En una larga fila que parece no tener fin, aguardo, desde temprano en la mañana, la posibilidad de entrar al Memorial para rendirle tributo al Comandante en Jefe. Miro la Plaza donde tantas veces se reunieron multitudes para escucharlo. No me conformo ante el hecho de no volver a sentir su voz, que estremecía ese inmenso escenario de nuestra historia revolucionaria.
El silencio domina el ambiente. Rostros serios, recogimiento. La fila se pone en marcha. La primera imagen, antes de entrar al salón, es la de las flores depositadas por el pueblo: La solemnidad sobrecoge, las lágrimas pugnan por brotar, pero su homenaje no puede ser de tristeza sino de mantenerlo vivo dentro de nosotros y con nuestras acciones, aunque el momento no deja de ser duro y difícil.
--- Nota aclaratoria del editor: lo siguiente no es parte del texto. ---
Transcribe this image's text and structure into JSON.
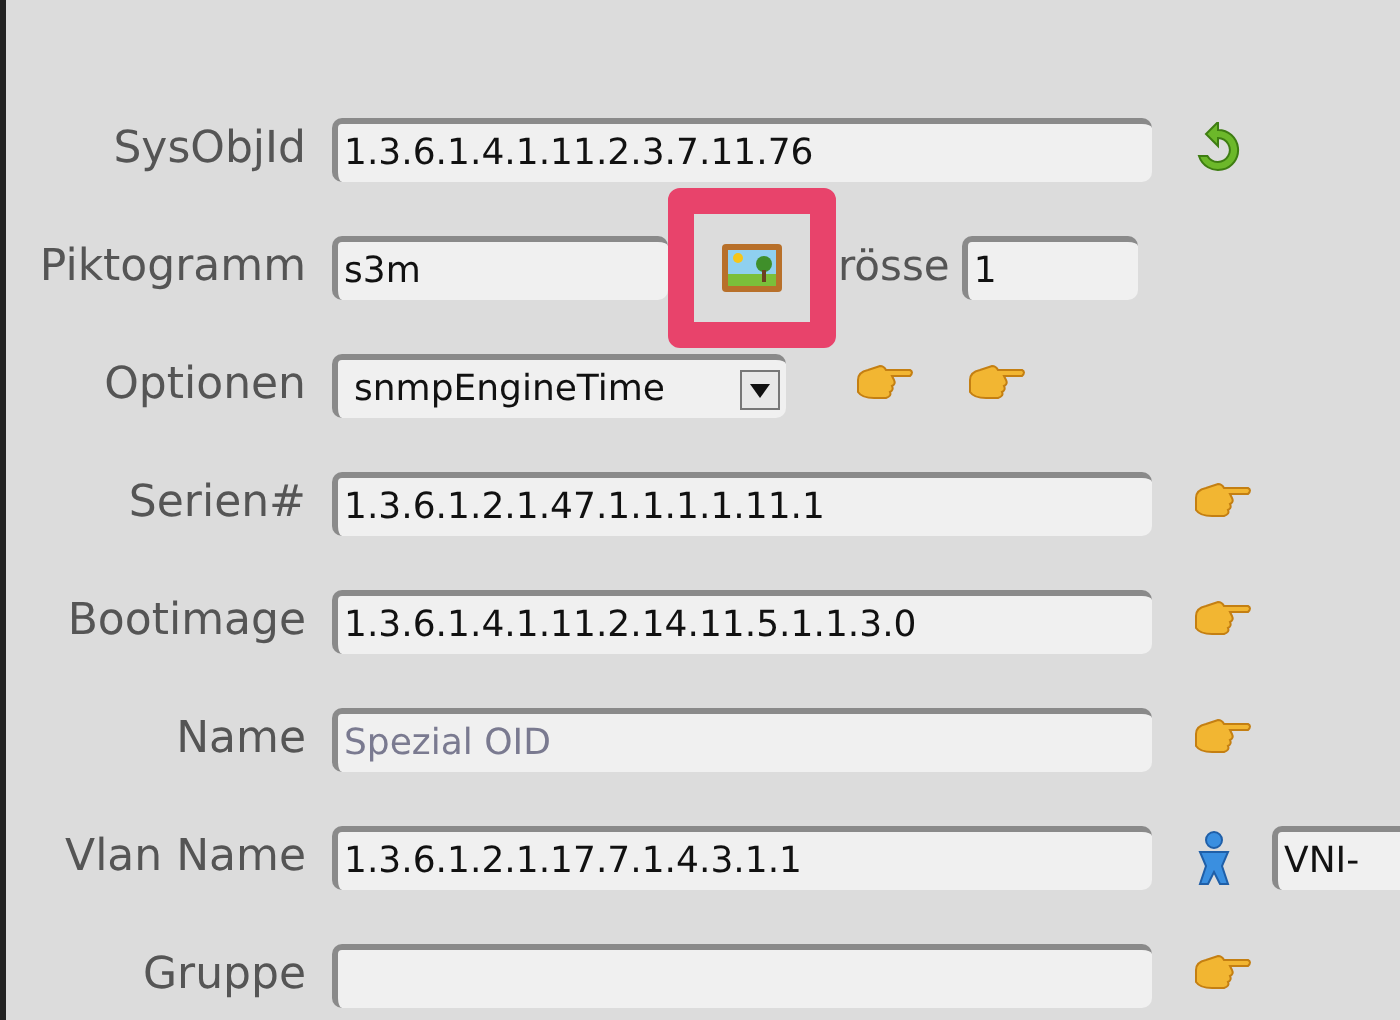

Las emociones, junto con los recuerdos de toda una vida, con Fidel presente, surcan mi mente en rápida sucesión. Es como si mi padre se hubiese muerto otra vez, pero de manera diferente. Es como si me trasladara en el tiempo a la muerte de Martí en Dos Ríos y experimentara el mismo sentimiento de los patriotas cubanos cuando vieron caer al puntal de la Revolución. Pero también es distinto, porque Fidel no dejó que fuera una pérdida irreparable, porque no dejó morir a Martí, porque fiel a sus doctrinas, se propuso y logró asaltar el futuro. Y convirtió a este archipiélago, hasta entonces casi inadvertido en el mapa, en un gigante moral ante el mundo.
Evoco el primer recuerdo de Fidel, que inundó mi mirada infantil: Era muy pequeña cuando desde el regazo de mi madre, lo vi en un noticiero televisivo descender los escalones del Presidio Modelo junto con los moncadistas liberados por una amnistía arrancada a la tiranía por el pueblo. Y sentí a mi alrededor una alegría contenida que entonces no alcancé a entender y que experimenté después, contagiada por la inmensidad del júbilo colectivo, el Primero de Enero. Como dijo el poeta, a su llegada a La Habana fui de los niños que lo miramos pasar aguerrido, y pensamos, crecidos por la admiración, que veíamos a un rey mago rejuvenecido, y con cinco días de anticipación.
Crecí viendo a Fidel, llamándolo sencillamente, como lo nombraba el pueblo, con esas cinco letras que tanto significado adquirieron para todos. Sentí con orgullo cómo mi patria se erguía con él, y de espectadora me sumé como un protagonista más a los millones de los que, bajo su liderazgo, decidimos poner nuestro granito de arena en ese crecimiento de la nación en el que él nos involucró con sus ideas y su ejemplo.
Él nos hizo sentir valientes ante el peligro, desafiantes frente al enemigo, optimistas frente a las dificultades…
De los pensamientos retorno al memorial. Frente a mí, lo contemplo, mochila a la espalda, guerrillero entonces y guerrillero siempre. Las rosas blancas son martianos galardones, tan merecidos, hermosos y simbólicos como las medallas situadas a ambos lados de su imagen, premios materiales de una existencia que, sin embargo, desborda condecoraciones y no puede encerrarse en biografías ni palabras, porque siempre hay algo más que decir, algo más que contar, algo más que recordar del gigante que se multiplicaba en todas partes, velando por todo y por todos.
Salgo del memorial convencida de que no puedo decirle adiós, no podemos hacerlo, porque nos acompañará siempre.